Skip, bound, hop, curvet, lope, lollop, ricochet can all mean to move or advance with successive springs or leaps.
The first three words are commonly referable to persons or animals but they may be used in reference to inanimate things.
Skip suggests quick, light, graceful movement and a continuous alternation of touching a surface and springing clear of it; often also when referred to living creatures it connotes sportiveness or excess of animal spirits.
Bound (see also JUMP ) implies longer and more vigorous springs than skip and carries a stronger suggestion of elasticity and buoyancy of spirit.
Hop suggests a less flowing or springy movement than the two preceding words; at times it connotes jerkiness and lack of dignity in movement.
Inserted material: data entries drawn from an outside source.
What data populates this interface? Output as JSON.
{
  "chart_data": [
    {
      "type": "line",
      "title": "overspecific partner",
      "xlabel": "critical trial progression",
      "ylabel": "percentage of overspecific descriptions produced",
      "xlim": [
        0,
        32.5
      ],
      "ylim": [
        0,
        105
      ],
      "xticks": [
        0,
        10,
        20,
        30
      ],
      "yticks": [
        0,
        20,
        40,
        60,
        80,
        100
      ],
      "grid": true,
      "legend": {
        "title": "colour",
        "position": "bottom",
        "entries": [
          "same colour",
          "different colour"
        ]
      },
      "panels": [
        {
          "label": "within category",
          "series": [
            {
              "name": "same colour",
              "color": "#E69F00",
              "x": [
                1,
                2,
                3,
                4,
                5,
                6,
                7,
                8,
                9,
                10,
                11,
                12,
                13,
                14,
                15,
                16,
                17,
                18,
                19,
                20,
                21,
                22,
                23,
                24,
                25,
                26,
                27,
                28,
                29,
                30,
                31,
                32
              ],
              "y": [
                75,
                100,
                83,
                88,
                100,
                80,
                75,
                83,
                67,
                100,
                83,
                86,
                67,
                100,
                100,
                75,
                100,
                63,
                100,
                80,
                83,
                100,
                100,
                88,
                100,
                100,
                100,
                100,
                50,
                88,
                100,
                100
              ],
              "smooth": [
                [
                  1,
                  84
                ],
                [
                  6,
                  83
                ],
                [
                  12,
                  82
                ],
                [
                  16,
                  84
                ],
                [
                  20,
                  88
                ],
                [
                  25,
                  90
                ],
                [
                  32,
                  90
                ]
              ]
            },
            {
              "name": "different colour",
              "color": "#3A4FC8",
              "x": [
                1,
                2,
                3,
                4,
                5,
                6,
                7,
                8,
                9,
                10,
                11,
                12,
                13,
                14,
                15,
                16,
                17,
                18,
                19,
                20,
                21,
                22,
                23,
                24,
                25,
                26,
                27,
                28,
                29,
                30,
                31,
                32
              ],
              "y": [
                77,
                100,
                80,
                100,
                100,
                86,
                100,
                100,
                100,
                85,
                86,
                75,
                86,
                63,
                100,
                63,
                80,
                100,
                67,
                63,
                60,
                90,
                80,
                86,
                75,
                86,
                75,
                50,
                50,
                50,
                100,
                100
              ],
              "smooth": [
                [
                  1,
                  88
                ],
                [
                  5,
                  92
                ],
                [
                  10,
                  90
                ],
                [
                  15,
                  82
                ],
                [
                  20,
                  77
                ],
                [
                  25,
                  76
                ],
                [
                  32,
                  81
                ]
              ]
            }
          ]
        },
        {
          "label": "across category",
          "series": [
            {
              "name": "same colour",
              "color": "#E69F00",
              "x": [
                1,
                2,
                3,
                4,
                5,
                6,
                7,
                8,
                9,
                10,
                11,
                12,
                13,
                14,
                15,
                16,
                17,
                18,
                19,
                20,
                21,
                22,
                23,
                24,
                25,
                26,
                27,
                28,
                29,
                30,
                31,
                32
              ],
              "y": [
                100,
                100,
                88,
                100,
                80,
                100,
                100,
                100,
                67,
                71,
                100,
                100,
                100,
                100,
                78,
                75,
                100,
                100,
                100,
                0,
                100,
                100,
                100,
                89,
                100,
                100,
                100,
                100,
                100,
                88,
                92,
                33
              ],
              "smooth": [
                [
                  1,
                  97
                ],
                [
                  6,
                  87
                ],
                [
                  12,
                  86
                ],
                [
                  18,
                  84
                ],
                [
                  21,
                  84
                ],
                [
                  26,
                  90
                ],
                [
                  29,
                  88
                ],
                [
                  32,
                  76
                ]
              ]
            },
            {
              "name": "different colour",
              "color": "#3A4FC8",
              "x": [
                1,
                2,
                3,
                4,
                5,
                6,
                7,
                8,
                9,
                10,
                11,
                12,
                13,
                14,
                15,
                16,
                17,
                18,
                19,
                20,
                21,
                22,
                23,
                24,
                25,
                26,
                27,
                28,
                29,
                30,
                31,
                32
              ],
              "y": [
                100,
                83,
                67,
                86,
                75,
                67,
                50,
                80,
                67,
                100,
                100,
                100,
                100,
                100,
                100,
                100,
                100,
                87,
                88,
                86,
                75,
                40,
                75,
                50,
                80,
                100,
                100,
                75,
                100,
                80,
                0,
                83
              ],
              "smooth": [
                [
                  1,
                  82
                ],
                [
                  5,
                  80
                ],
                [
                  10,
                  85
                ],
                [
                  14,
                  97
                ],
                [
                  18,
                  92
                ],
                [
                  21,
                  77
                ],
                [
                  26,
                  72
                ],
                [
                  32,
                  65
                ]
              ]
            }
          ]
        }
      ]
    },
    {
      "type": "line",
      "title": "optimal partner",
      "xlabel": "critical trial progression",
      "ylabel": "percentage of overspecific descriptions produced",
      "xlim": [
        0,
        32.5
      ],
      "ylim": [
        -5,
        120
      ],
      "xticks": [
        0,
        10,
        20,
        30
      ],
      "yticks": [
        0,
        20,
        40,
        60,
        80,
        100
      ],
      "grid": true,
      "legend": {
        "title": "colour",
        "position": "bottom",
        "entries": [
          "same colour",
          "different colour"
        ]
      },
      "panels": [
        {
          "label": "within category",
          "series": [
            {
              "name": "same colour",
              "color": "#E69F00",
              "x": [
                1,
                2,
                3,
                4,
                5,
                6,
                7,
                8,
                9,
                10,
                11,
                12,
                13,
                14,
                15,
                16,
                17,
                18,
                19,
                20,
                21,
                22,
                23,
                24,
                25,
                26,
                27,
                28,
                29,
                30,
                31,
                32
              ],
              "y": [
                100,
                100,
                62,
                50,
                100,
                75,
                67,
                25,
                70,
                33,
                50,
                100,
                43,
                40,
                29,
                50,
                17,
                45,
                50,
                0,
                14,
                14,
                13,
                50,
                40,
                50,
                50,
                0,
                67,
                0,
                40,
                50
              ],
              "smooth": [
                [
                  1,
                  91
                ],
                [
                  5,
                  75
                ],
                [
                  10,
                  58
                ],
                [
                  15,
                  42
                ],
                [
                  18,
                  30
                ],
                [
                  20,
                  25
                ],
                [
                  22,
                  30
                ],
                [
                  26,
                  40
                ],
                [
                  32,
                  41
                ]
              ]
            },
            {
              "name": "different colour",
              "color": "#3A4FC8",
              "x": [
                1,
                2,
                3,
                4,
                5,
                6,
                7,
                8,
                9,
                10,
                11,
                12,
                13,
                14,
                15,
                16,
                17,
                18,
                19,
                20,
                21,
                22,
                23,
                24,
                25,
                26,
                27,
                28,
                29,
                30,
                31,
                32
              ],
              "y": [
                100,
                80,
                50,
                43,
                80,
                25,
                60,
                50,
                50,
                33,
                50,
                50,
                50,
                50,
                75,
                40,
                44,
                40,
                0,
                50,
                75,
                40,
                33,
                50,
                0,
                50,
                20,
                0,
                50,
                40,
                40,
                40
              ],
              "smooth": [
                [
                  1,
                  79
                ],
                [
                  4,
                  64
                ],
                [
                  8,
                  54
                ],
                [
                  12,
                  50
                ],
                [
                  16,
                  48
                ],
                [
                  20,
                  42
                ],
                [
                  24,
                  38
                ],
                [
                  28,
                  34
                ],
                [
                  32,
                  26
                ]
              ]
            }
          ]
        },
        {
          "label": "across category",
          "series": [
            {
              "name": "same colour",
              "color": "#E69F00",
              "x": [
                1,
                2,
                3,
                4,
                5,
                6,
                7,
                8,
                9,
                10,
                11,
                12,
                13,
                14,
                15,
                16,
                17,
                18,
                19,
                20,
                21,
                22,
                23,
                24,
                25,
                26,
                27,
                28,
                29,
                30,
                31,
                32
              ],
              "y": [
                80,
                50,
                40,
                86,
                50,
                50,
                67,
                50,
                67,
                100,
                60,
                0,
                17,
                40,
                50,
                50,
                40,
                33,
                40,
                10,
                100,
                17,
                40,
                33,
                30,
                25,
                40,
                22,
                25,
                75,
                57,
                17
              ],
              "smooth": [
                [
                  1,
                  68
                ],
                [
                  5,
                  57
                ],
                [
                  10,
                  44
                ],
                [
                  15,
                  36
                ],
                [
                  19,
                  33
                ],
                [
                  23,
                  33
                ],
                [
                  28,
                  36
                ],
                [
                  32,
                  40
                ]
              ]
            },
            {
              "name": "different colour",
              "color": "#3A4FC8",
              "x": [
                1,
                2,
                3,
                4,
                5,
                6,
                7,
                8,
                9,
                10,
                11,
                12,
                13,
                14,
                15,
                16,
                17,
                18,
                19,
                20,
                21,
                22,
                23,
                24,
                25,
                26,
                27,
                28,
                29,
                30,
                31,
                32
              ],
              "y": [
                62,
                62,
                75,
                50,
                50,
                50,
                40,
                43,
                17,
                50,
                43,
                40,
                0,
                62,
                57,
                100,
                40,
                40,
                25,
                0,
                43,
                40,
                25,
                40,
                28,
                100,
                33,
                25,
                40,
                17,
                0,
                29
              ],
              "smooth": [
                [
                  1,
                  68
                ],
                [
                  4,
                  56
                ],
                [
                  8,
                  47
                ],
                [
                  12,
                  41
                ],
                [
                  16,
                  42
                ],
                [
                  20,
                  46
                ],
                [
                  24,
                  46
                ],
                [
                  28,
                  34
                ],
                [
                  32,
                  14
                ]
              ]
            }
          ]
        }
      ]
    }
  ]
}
It implies a succession of small quick leaps (as of birds, toads, or grasshoppers), and in reference to children it suggests a jumping on one foot only.
Curvet may suggest a leap of a horse in which he raises both forelegs at once and as they are falling lifts both hind legs so that for an instant all his legs clear the surface, or in more general application it may imply frisking and gamboling or flightiness.
Lope evokes a picture of the long easy bounds of a lithe and agile animal (as a wolf or fox) on the run.
Lollop , on the other hand, implies a clumsy, irregular bounding that suggests awkwardness or heaviness of movement.
Ricochet is referable almost exclusively to things which are thrown, shot, or cast. It suggests a skipping caused by a series of glancing rebounds after the object first strikes a surface.